Dear Homeless Man Who Witnessed Me Totally Lose It Last Week,

When I ignored you and kept walking down 10th street, it was inconsiderate. When I told you to fuck off after you pressed me for change, it was rude. When you followed me into the crosswalk and I took the seventy-odd cents from my pocket, threw it into the intersection, then told you to go after it, I was being… Christ, I don’t think there are words for how heartless that was. I’m so sorry. You saw me at my worst. The look on your leathery face haunted me for days. If I could do it over again I would’ve put the change in your hand. Shit, I’d buy you lunch, too.
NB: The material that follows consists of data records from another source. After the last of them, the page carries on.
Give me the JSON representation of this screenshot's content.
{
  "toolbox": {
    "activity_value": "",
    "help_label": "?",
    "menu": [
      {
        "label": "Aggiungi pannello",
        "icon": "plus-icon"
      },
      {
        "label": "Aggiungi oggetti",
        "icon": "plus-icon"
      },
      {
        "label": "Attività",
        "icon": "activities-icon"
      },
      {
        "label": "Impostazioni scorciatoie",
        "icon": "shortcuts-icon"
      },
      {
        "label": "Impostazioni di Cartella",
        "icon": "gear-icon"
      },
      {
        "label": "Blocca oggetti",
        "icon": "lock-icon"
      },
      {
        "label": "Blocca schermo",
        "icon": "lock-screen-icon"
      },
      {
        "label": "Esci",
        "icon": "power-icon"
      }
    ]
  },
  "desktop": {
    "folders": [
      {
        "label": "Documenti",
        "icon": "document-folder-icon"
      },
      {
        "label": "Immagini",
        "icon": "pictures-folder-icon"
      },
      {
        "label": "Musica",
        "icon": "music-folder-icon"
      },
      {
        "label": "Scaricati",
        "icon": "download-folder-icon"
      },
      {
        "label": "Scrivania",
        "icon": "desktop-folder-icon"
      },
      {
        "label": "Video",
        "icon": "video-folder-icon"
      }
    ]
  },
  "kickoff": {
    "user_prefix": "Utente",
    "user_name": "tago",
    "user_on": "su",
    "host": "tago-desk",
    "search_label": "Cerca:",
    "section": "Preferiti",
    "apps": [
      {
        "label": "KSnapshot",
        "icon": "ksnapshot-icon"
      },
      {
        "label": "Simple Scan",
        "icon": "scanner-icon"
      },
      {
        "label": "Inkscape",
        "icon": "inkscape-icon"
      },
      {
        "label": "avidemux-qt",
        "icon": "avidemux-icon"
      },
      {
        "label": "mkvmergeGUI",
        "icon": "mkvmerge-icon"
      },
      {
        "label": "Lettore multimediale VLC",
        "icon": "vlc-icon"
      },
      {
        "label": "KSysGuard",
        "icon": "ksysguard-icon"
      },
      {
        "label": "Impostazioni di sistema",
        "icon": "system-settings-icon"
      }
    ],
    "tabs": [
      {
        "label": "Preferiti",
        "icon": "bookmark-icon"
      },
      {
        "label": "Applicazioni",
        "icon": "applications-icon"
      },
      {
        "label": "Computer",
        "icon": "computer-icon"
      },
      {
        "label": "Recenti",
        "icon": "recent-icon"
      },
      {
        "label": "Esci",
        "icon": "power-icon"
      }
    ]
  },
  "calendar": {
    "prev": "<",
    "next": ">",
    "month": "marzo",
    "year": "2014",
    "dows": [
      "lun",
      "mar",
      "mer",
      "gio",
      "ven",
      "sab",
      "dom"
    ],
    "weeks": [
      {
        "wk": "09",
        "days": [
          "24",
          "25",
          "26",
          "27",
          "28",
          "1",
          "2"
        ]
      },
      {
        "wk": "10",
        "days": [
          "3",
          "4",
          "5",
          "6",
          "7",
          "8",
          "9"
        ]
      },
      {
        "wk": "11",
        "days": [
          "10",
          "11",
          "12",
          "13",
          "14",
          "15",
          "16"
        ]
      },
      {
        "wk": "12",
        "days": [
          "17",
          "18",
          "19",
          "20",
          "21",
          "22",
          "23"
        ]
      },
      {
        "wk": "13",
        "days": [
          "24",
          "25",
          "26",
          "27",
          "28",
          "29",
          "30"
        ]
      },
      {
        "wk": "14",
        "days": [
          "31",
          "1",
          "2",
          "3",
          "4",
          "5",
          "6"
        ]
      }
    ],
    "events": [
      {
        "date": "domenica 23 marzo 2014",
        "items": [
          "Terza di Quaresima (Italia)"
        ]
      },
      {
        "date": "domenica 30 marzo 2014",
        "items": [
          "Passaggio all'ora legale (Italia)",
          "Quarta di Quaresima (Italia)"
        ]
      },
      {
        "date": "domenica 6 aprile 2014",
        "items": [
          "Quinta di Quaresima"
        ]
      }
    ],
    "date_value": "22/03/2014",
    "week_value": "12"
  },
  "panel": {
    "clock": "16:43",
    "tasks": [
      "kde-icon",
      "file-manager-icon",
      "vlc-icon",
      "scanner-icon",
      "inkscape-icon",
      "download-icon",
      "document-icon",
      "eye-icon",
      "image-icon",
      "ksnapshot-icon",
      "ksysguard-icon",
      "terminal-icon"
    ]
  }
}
You probably noticed I was wearing a suit and figured I had money to spare. That was a ruse—I never wear suits, and that day I was only wearing one to impress people at a networking event I’d just left. I went in hopes of finding a job, but the event ended up being a crowded hotel ballroom full of tacky, obnoxious people who insisted on using empty phrases like “social media strategy” and “brand evangelism.” It was an MBA petting zoo. I only managed to meet one HR worker while I was there, and right after she felt that I was out of visual range, she folded my business card in half and tossed it into the nearest garbage can.

I’ve been unemployed for the past seven months. The only reason I went to that networking event was the naive hope that someone there would save me. My ship of ambitions has been smashed against the cold, rocky coastline of corporate reality, and there were no survivors.

Defeated, I walked down 10th street back to my car and saw you in the distance. I’m embarrassed to say it, but I laughed at you. I used your misfortune as a springboard to vault myself out of unhappiness. I glared and smugly found reasons why I’m better off than you are. “I wonder if he ever interned for a P.R. company,” I thought. “Or stayed up until 5 a.m. carefully sizing and aligning the text on his business card.”

And then it hit me: what if you did?

What if you pursued your career goals and experienced rejection so many times that it broke you?

I pictured myself two years into the future. Unshaven and reeking of cheap whiskey, I would stand at the on-ramp of highway 85 North holding a cardboard sign with WILL USE CORPORATE JARGON FOR FOOD scrawled in Sharpie marker. I saw the future me walking Williams Street late at night, starving and broken, as a closeted businessman pulls over his hybrid Civic and calls me into the passenger seat. As I unbuckle his belt, I would catch a glimpse of his shiny new Blackberry and weep quietly about the career that left me behind. Then with the last part of my dignity completely wrecked, I would sit on the sidewalk and beg people for change. This was the exact moment you asked me for money. To have my what-if-I-become-homeless nightmare interrupted by an actual homeless person was more than I could deal with.

I saw that, with the slightest change in variables, I could be begging for quarters, too. And it drove me to hysterics.

I’m not saying this excuses my behavior, but I just want you to know why I acted the way I did. For what it’s worth, I’m sorry. If I see you again I’ll give you five dollars and a hug.